Configure Nutanix Metro Availability
- Create containers with the same name on both clusters
- Add cluster from SiteA to Cluster from SiteB and vice-versa
- In Prims go to –> Data Protection –> +Remote Site –> Physical Cluster. Provide remote cluster IP address (not CVM address)
- On next screen map containers, you have created earlier and save config
- Create the Protection domain
- In Prims go to –> Data Protection –> + Protection Domain –> Metro Availability
- Name – provide a meaningful name – my advise is always to ensure replication direction and protection domain type: SiteA-SiteB-MA-01
- Storage container – choose a storage container from the list
- Remote Sites – pick up a compatible cluster
- Failure handling – choose one of three failure handling
Nutanix Metro Availability and 3’rd copy of a data
Virtual workloads which are protected by Metro Availability can have an additional level of protection by adding a copy to the 3’rd site. In below configuration workloads are protected by Nutanix MA (RPO=0) between SITE A and SITE B and by asynchronous replication (RPO=1h or greater) to SITE C. The advantage of below solution is you have “offline” copy of your data in the 3’rd site you can recover from in case of disaster.
NOTE: Disaster scenario is not only datacenter or cluster level failure. It can be human error (wrongly written and not tested script which deletes data from VMs or VMs from Nutanix cluster), a virus, massive data corruption on VMs.
You may ask, why do I need a 3’rd copy of a data if I already have workloads protected by Nutanix MA? Nutanix MA is synchronous replication, which means whatever block of data is created or deleted on one site is automatically deleted or created on the second site.
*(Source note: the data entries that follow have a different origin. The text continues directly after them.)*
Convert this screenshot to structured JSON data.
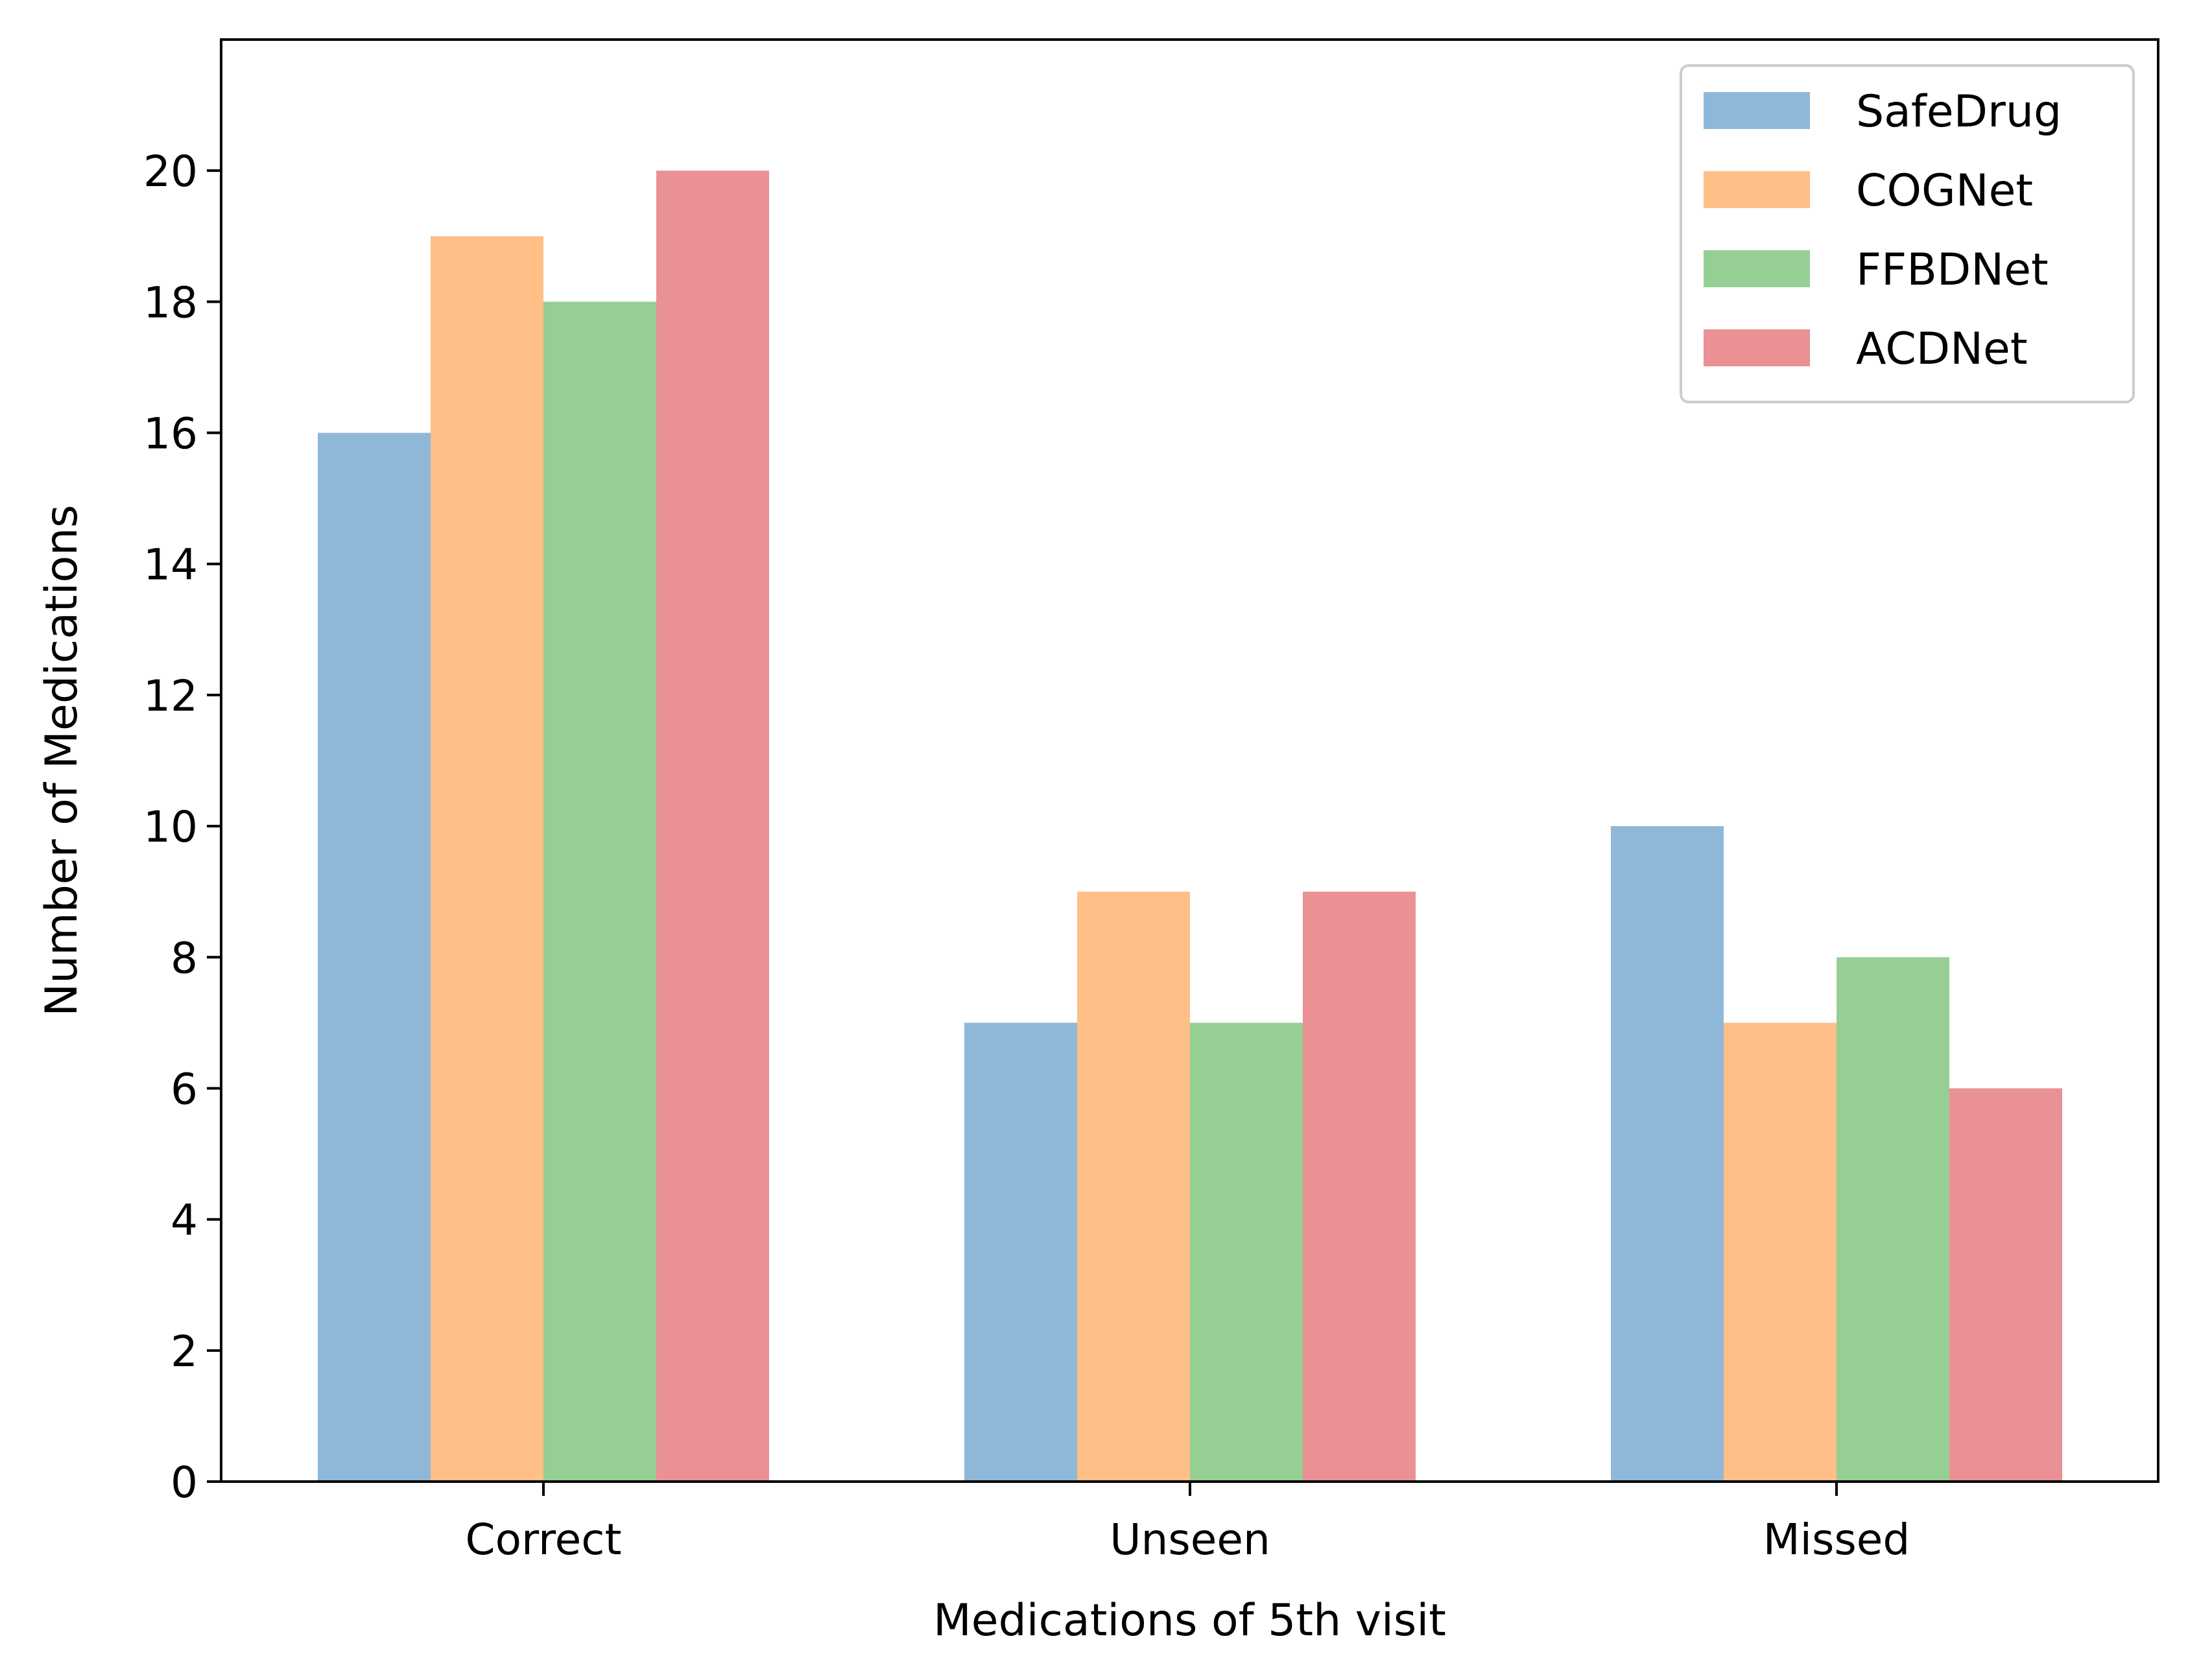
{
  "chart_data": {
    "type": "bar",
    "title": "",
    "xlabel": "Medications of 5th visit",
    "ylabel": "Number of Medications",
    "categories": [
      "Correct",
      "Unseen",
      "Missed"
    ],
    "ylim": [
      0,
      22
    ],
    "yticks": [
      0,
      2,
      4,
      6,
      8,
      10,
      12,
      14,
      16,
      18,
      20
    ],
    "grid": false,
    "legend_position": "top-right",
    "series": [
      {
        "name": "SafeDrug",
        "color": "#8FB8D8",
        "values": [
          16,
          7,
          10
        ]
      },
      {
        "name": "COGNet",
        "color": "#FFBF87",
        "values": [
          19,
          9,
          7
        ]
      },
      {
        "name": "FFBDNet",
        "color": "#96CF94",
        "values": [
          18,
          7,
          8
        ]
      },
      {
        "name": "ACDNet",
        "color": "#E99194",
        "values": [
          20,
          9,
          6
        ]
      }
    ]
  }
}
If someone deletes VM on SITE A, guess what? Yes, VM is gone on the other site too. Same story when there is a virus, data corruption, ransomware attack.
NOTE: To protect data against cases I listed above, 3’rd site is not mandatory. Nutanix data protection gives you a possibility to retain a number of snapshots or both sites you can recover from. The flip side of it is, capacity planning, each snapshot takes free space from the cluster. Proper capacity planning, in this case, is a key to keep your solution fully operational during normal BAU (Business As Usual) and during the failover event.
How to configure Nutanix to replicate data to 3’rd site
Adding 3’rd data copy to existing Metro Availability set up is very easy. First, make sure have 3’rd remote site configured with enough capacity to hold replicated data from one or both metro sites. In Prism Element on Nutanix cluster on SITEA go to Data Protection section –> Metro Availability tab –> Update MA Protection domain –> Add new schedule and choose cluster on SITEC as a target. Configure schedule by setting up snapshot interval and snapshot retention policy. When you finish system automatically kick off replication to Nutanix Cluster on SITEC.